Quite frankly, I have never seen anything like this film. The closest I know of anyone like Jarmusch is Jean-Pierre Melville, Jarmusch's French 'noir' predecessor who made movie after movie about ninja gangsters who are always undone by human failings such as loyalty. Jarmusch's hit man is a loner who is beyond any self-endangerment of failure, malpractice or even guilt. 

Personally, I think it is time to make movies about real-deal Zen masters not gunslingers. Start with "Zen and the Art of Archery" or the journals of haiku-master Basho who is on assignment--but only to perfect the poetry that records the perceptual prowess of the liberated man. Nothing dies except ignorance. Everyone watching or listening or read is saved. Am I asking for a moral cinema? Yes. But until it comes along, Jarmusch is helping clarify major moral issues.

Monday, April 7, 2014

Chasing Rainbows

There are times when music has been the only thing between me and chronic bleakness. This morning, when being 72 seemed older and farther along than I allow it to be, I needed to hear a song of hope. I needed it to fetch me from my thoughts and bring the rush of happiness that music brings. At a vintage music blog, the writer talked about some black string band records from the late 1920s that he found the best of their genre. One of these groups was the Dallas String Band and one of the recordings the blogger posted was "Chasin' Rainbows." The song was both a rescue and a revelation because it helped me understand a dream I had last night about my guru, Bawa Muhiayaddeen. 

In my dream, Bawa asked me to write 10 questions of pressing, personal importance on a sheet of paper and keep them to myself. When I was done writing them in my undecipherable scrawl, I told him I was finished. He then held up a sheet of paper with 10 question written on it that were identical in content and handwriting to my own. Not only that but he had a printed version passed to me to verify the questions. Of course, I was amazed. I asked him, "How did you do that?" He looked at me with disgust. "Isn't this what you wanted as proof of my power?" he asked. I was stymied. I wanted to say no but he was right. Mind-reading was, to me, a legitimate verification of his powers.

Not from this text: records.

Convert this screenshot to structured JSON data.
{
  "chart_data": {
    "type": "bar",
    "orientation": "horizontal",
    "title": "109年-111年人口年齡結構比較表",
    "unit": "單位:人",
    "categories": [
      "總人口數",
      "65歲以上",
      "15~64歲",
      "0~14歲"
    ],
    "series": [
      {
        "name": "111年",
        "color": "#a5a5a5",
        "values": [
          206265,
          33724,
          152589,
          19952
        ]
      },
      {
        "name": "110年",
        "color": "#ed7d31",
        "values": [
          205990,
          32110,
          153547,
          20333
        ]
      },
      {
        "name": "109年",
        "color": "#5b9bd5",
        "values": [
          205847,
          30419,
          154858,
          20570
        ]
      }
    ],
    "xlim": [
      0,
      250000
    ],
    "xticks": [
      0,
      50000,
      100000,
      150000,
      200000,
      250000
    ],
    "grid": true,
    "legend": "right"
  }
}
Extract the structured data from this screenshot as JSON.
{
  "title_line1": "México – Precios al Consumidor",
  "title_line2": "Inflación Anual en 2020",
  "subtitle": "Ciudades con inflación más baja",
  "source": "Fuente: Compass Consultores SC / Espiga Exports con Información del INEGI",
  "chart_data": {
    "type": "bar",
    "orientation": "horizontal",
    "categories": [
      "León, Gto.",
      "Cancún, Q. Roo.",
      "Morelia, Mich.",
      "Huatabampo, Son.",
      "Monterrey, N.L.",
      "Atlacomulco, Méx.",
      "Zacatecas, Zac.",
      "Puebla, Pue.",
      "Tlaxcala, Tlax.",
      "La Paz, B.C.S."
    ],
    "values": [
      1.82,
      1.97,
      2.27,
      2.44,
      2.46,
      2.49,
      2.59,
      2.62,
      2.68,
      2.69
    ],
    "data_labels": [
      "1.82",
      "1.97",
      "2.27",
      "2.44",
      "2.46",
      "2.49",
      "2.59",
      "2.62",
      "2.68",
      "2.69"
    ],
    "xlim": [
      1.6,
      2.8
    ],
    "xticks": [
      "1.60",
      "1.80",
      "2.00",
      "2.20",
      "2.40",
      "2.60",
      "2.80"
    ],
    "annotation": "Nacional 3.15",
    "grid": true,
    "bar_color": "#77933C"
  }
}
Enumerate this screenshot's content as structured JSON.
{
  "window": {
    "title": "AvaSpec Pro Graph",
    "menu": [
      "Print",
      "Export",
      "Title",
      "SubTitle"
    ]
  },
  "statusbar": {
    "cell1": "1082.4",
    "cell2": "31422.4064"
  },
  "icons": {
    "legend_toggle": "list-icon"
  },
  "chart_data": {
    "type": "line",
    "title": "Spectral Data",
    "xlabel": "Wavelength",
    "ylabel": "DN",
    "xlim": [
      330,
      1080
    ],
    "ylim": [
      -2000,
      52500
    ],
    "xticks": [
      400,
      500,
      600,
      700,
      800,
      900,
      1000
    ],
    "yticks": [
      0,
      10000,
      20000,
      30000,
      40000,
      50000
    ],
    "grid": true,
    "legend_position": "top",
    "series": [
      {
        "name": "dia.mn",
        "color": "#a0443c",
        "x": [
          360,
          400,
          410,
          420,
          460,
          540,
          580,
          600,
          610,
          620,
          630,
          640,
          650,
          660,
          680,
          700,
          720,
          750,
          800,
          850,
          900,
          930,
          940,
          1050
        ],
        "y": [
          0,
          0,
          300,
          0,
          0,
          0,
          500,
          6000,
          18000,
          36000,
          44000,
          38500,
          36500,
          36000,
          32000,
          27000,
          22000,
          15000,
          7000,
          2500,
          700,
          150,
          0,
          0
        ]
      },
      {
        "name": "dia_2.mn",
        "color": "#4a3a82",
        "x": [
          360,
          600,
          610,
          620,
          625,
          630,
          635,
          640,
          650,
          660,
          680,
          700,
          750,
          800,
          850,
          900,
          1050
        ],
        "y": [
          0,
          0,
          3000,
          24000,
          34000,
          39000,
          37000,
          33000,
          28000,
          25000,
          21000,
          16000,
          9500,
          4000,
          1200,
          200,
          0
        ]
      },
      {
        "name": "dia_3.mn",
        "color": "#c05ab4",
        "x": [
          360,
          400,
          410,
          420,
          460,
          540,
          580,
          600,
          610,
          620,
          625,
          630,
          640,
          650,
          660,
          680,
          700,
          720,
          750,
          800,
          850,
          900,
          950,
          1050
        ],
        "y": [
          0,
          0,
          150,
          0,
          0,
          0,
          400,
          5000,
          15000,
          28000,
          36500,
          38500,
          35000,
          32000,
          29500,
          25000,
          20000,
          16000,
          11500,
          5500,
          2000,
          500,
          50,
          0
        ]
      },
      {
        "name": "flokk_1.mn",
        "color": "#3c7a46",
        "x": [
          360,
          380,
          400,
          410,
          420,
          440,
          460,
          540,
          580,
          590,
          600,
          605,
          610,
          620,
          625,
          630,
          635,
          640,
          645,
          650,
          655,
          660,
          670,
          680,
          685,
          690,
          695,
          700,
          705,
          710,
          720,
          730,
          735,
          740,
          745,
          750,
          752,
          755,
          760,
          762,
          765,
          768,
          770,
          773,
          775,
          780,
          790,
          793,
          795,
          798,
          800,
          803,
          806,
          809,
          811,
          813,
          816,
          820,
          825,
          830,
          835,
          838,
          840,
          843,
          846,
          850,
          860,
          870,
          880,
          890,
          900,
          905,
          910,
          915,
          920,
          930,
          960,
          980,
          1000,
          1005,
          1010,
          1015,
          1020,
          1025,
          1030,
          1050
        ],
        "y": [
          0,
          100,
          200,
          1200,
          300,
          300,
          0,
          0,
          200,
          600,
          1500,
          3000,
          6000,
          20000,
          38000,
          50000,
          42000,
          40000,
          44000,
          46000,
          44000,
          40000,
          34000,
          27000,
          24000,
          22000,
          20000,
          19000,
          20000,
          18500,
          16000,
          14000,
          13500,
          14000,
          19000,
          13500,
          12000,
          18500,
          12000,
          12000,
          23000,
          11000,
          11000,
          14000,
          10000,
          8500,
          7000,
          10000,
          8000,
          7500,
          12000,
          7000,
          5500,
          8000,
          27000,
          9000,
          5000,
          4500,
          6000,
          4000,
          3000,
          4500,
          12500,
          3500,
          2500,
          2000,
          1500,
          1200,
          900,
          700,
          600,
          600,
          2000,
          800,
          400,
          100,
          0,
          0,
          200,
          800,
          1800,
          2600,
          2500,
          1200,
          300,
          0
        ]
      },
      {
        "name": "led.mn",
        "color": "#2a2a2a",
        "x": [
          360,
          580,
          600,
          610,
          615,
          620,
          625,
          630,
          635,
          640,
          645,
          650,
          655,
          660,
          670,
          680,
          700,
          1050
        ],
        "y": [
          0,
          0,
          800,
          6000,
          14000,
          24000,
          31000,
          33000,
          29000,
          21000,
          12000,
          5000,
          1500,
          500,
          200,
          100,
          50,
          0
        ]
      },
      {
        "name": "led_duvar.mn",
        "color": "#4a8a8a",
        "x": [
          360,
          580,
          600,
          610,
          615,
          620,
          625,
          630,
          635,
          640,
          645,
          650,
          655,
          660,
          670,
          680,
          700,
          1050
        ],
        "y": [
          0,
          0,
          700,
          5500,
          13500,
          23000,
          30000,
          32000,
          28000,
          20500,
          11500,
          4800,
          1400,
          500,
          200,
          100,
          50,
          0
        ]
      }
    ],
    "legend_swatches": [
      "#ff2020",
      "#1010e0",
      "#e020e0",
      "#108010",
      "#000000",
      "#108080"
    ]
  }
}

"Okay," Bawa continued, "now that I have established my authority with you, pick the one question that you need answered more than any other." I blurted it out just as written on the page: "What do I do after I dispense with God?" Bawa looked at me as sternly as he ever has. "Do you expect me to answer that question?" "Yes," I said, "or give me a clue." "David, stop asking, 'What's next?' and start asking, 'What now?' If God isn't the next thing or the thing that you need, what is? That's the question." When I awoke, with firefly-like flashes of light in the room, I added, "And that's the answer." 

Now you would think after a dream like that I would dance for joy. But atheism is not a joyful practice yet because it demands what Monique calls "acceptance of Nothing and the freedom it brings."  Mo and I watched an interview with director Ingmar Bergman last night during which he said, "I'm done with God. I know there is nothing outside me." Mo nodded yes, but looked as if Bergman was far from making peace with that answer. I knew what she meant. Bergman only wishes it were true, I thought, because such a truth is as final as it is absolute. Or as Mo put it yesterday, "Believing in Nothing takes courage." Until then, keep following the rainbow.